Orbiter1 hat geschrieben:(26 Oct 2018, 09:34)

Ja, die japanische Staatsverschuldung ist viel größer. Sie beläuft sich auf 236% des BSP (Italien 130%) und umgerechnet 10 Billionen Euro (Italien 2,3 Billionen Euro). Trotzdem muß die japanische Regierung weniger für ihre Schulden ausgeben als die italienische Regierung. In Japan liegen die Zinsen für 10-jährige Staatsanleihen bei 0,1%, in Italien bei 3,6%. Das hat vor allem mit der unterschiedlichen Erwartung der Anleger zu tun dass man sein Geld von der Regierung auch wieder zurückbekommt. Da ist das Vertrauen in die japanische Regierung erheblich höher.
Die Japanische Regierung wird Schulden in ihrer eigenen Währung immer zurückzahlen können, weil ihr die japanische Zentralbank letztlich neue Staatsanleihen immer abnehmen kann.
Durchaus nachvollziehbar, dass Italien gerne ähnlich handeln würde (weil hohe Arbeitslosigkeit und niedrige Inflation.)
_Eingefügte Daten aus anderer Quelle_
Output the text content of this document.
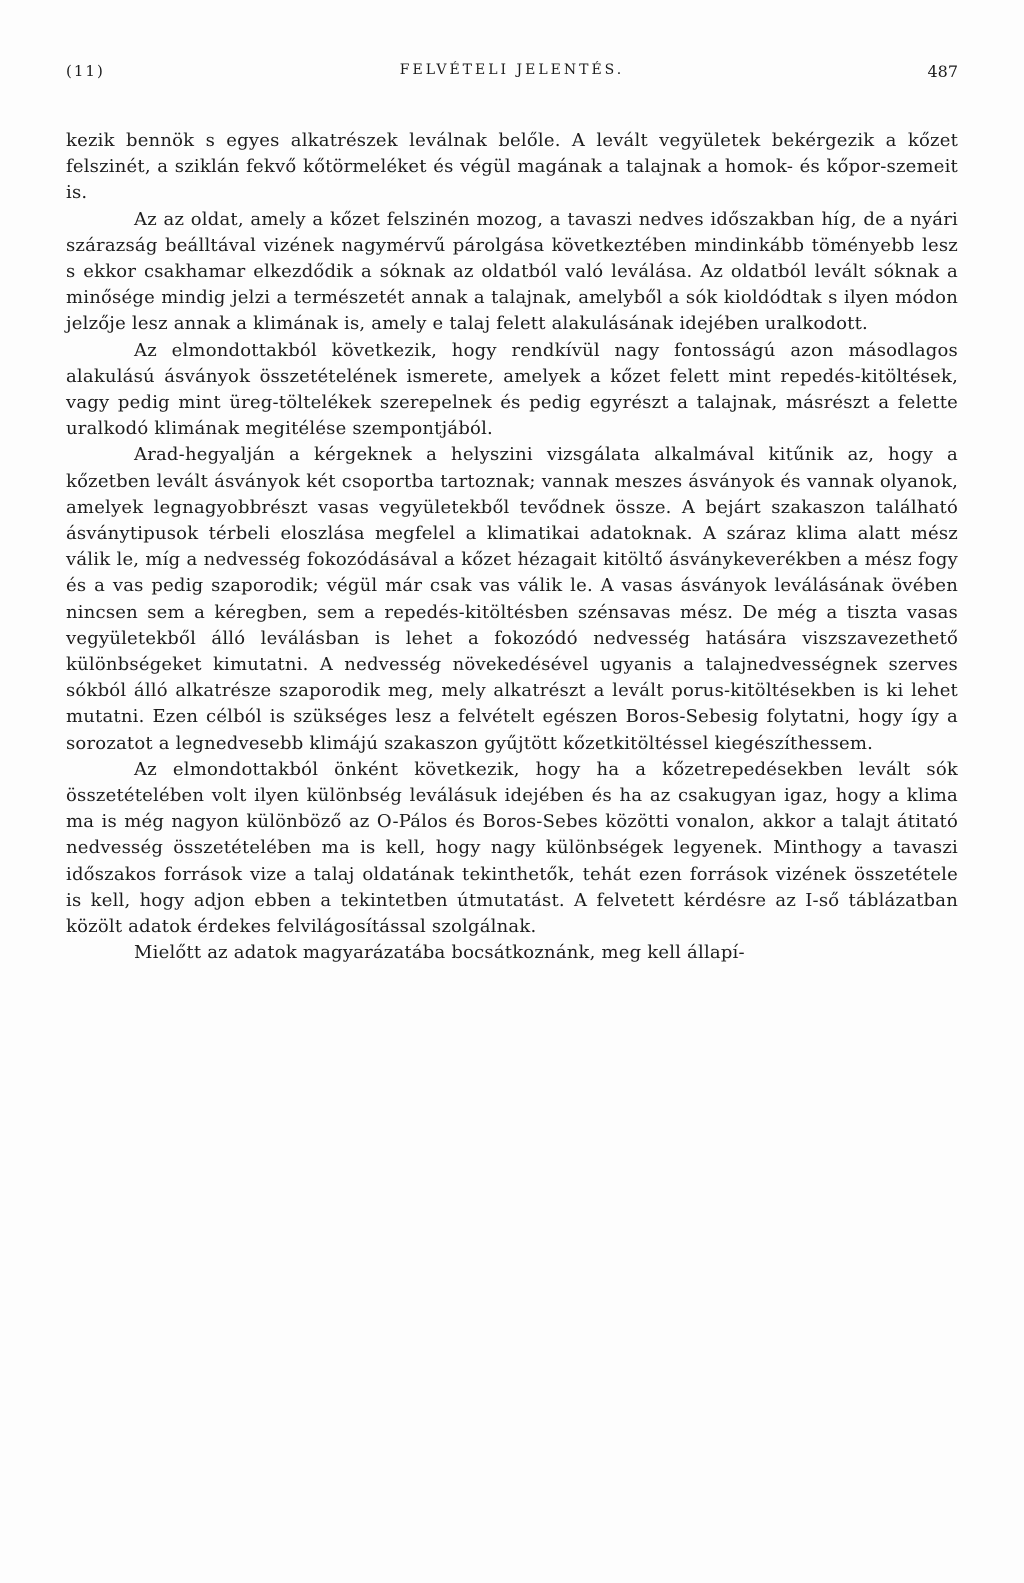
(11)	FELVÉTELI JELENTÉS.	487

kezik bennök s egyes alkatrészek leválnak belőle. A levált vegyületek bekérgezik a kőzet felszinét, a sziklán fekvő kőtörmeléket és végül magának a talajnak a homok- és kőpor-szemeit is.

Az az oldat, amely a kőzet felszinén mozog, a tavaszi nedves időszakban híg, de a nyári szárazság beálltával vizének nagymérvű párolgása következtében mindinkább töményebb lesz s ekkor csakhamar elkezdődik a sóknak az oldatból való leválása. Az oldatból levált sóknak a minősége mindig jelzi a természetét annak a talajnak, amelyből a sók kioldódtak s ilyen módon jelzője lesz annak a klimának is, amely e talaj felett alakulásának idejében uralkodott.

Az elmondottakból következik, hogy rendkívül nagy fontosságú azon másodlagos alakulású ásványok összetételének ismerete, amelyek a kőzet felett mint repedés-kitöltések, vagy pedig mint üreg-töltelékek szerepelnek és pedig egyrészt a talajnak, másrészt a felette uralkodó klimának megitélése szempontjából.

Arad-hegyalján a kérgeknek a helyszini vizsgálata alkalmával kitűnik az, hogy a kőzetben levált ásványok két csoportba tartoznak; vannak meszes ásványok és vannak olyanok, amelyek legnagyobbrészt vasas vegyületekből tevődnek össze. A bejárt szakaszon található ásványtipusok térbeli eloszlása megfelel a klimatikai adatoknak. A száraz klima alatt mész válik le, míg a nedvesség fokozódásával a kőzet hézagait kitöltő ásványkeverékben a mész fogy és a vas pedig szaporodik; végül már csak vas válik le. A vasas ásványok leválásának övében nincsen sem a kéregben, sem a repedés-kitöltésben szénsavas mész. De még a tiszta vasas vegyületekből álló leválásban is lehet a fokozódó nedvesség hatására viszszavezethető különbségeket kimutatni. A nedvesség növekedésével ugyanis a talajnedvességnek szerves sókból álló alkatrésze szaporodik meg, mely alkatrészt a levált porus-kitöltésekben is ki lehet mutatni. Ezen célból is szükséges lesz a felvételt egészen Boros-Sebesig folytatni, hogy így a sorozatot a legnedvesebb klimájú szakaszon gyűjtött kőzetkitöltéssel kiegészíthessem.

Az elmondottakból önként következik, hogy ha a kőzetrepedésekben levált sók összetételében volt ilyen különbség leválásuk idejében és ha az csakugyan igaz, hogy a klima ma is még nagyon különböző az O-Pálos és Boros-Sebes közötti vonalon, akkor a talajt átitató nedvesség összetételében ma is kell, hogy nagy különbségek legyenek. Minthogy a tavaszi időszakos források vize a talaj oldatának tekinthetők, tehát ezen források vizének összetétele is kell, hogy adjon ebben a tekintetben útmutatást. A felvetett kérdésre az I-ső táblázatban közölt adatok érdekes felvilágosítással szolgálnak.

Mielőtt az adatok magyarázatába bocsátkoznánk, meg kell állapí-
Im Euro ist das aber nicht so einfach. Die EZB darf nur indirekt Staatsanleihen erwerben und der politische Druck kann sehr hoch sein, dass sie es in manchen Fällen unterlassen muss.
Aus der Sicht wirkt die Euro auf die Einzelstaaten wie eine Fremdwährung.

IMO besteht hier ein Reformbedarf. Aber wurde hier ja schon angesprochen, dass der Euroraum eine gemeinsame Wirtschafts- und Sozialpolitik bedarf, damit der Euro noch eine Zukunft hat.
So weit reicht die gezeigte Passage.